LEXINGTON, Ky. (LEX 18) — The Kentucky Derby saw a last minute drop out for Omaha Beach due to an upper airway abnormality. Country House isn’t making it to Preakness Stakes due to an illness that required a tracheal wash.

A vet from Rood & Riddle Equine explains that horses suffer from asthma, just like humans.

“Most owners would know it as COPD and heaves. COPD actually represents severe asthma, but horses may have mild asthma,” said Dr. Bill Gilsenan from Rood & Riddle.

The mild asthma is often contracted due to dust.

“As we are in racing season and horses are traveling a lot and also intermingling with a lot of other horses, just like people who go on vacation or go into areas that they typically haven’t been before, they’re going to be susceptible to picking up little viruses especially if they’re stressed from the simple stress of traveling just like you going in an airplane,” said Gilsenan.

It wasn’t until the past 4-5 years that asthma was the name associated with horses’ respiratory issues.

“We used to call inflammatory aroid disease that we now call mild equine asthma will be completely normal at rest and they only have a cough when they’re exercising. Horses that have severe equine asthma, which horse owners would probably know as heaves, would have an increased respiratory effort at rest, also an increased respiratory rate and that can be so severe that even in the worst cases, sometimes horses need to be put down,” he said.

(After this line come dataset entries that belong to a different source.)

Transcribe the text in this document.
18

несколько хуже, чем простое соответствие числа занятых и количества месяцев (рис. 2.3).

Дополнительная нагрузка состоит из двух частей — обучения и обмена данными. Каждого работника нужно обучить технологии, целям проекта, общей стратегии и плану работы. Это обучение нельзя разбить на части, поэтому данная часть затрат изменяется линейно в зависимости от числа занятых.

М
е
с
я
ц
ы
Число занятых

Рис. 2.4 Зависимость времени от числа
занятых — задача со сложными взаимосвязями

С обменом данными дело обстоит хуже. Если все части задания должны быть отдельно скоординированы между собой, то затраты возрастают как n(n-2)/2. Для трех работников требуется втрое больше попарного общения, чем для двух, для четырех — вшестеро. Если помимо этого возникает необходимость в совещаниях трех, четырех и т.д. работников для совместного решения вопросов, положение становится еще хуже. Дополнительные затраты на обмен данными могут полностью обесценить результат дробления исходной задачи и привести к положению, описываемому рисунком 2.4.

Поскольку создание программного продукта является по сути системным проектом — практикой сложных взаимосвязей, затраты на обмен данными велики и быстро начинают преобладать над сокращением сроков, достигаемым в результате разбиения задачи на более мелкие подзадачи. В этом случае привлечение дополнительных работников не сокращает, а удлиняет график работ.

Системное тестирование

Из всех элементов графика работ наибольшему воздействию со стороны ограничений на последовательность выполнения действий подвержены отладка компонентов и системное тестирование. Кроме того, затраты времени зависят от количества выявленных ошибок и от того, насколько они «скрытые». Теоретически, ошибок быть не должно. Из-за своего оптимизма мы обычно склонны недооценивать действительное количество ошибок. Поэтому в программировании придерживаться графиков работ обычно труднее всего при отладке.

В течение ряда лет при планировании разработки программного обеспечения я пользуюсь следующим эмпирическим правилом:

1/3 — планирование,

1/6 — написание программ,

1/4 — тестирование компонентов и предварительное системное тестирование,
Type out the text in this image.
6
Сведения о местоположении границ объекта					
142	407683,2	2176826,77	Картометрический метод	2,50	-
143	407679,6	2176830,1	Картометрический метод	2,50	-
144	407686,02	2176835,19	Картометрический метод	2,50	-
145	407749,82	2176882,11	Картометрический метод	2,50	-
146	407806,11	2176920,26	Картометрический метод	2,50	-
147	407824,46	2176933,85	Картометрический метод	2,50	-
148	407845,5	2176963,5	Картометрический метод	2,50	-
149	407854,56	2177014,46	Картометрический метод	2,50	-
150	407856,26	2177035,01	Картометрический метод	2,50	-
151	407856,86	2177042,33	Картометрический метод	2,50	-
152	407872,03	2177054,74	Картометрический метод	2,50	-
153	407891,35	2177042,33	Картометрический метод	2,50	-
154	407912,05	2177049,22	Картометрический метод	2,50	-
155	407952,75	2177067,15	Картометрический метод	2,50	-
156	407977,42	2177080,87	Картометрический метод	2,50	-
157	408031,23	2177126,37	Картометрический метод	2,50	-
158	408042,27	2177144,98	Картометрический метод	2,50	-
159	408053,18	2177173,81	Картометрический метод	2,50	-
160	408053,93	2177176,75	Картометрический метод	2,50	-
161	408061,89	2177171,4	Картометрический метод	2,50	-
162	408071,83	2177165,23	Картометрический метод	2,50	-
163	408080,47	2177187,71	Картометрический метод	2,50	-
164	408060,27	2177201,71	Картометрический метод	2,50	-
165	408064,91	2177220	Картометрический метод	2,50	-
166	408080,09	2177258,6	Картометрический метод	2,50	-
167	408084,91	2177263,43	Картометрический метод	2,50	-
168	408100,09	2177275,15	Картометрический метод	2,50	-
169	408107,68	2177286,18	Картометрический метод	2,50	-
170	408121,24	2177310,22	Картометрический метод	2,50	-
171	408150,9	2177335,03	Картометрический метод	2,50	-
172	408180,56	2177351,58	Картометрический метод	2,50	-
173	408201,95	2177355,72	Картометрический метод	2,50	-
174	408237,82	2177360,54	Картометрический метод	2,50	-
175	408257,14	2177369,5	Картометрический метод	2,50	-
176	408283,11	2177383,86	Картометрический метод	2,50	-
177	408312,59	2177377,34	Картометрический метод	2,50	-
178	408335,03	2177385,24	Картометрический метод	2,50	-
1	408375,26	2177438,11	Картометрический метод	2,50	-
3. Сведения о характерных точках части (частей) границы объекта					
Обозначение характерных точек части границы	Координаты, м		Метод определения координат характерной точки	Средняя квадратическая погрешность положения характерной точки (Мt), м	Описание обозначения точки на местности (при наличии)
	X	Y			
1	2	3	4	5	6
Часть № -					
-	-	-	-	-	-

To avoid the extreme, Gilsenan said it is best to take preventative steps and visit a vet.

“As our understanding for equine asthma has evolved, you really — you can create a corollary for what you see in people. Again, the thing that I would remember is that in a horse, just like in people, a cough is never normal and if a horse is coughing, when they’re exercising or at rest, that’s not normal,” said Gilsenan.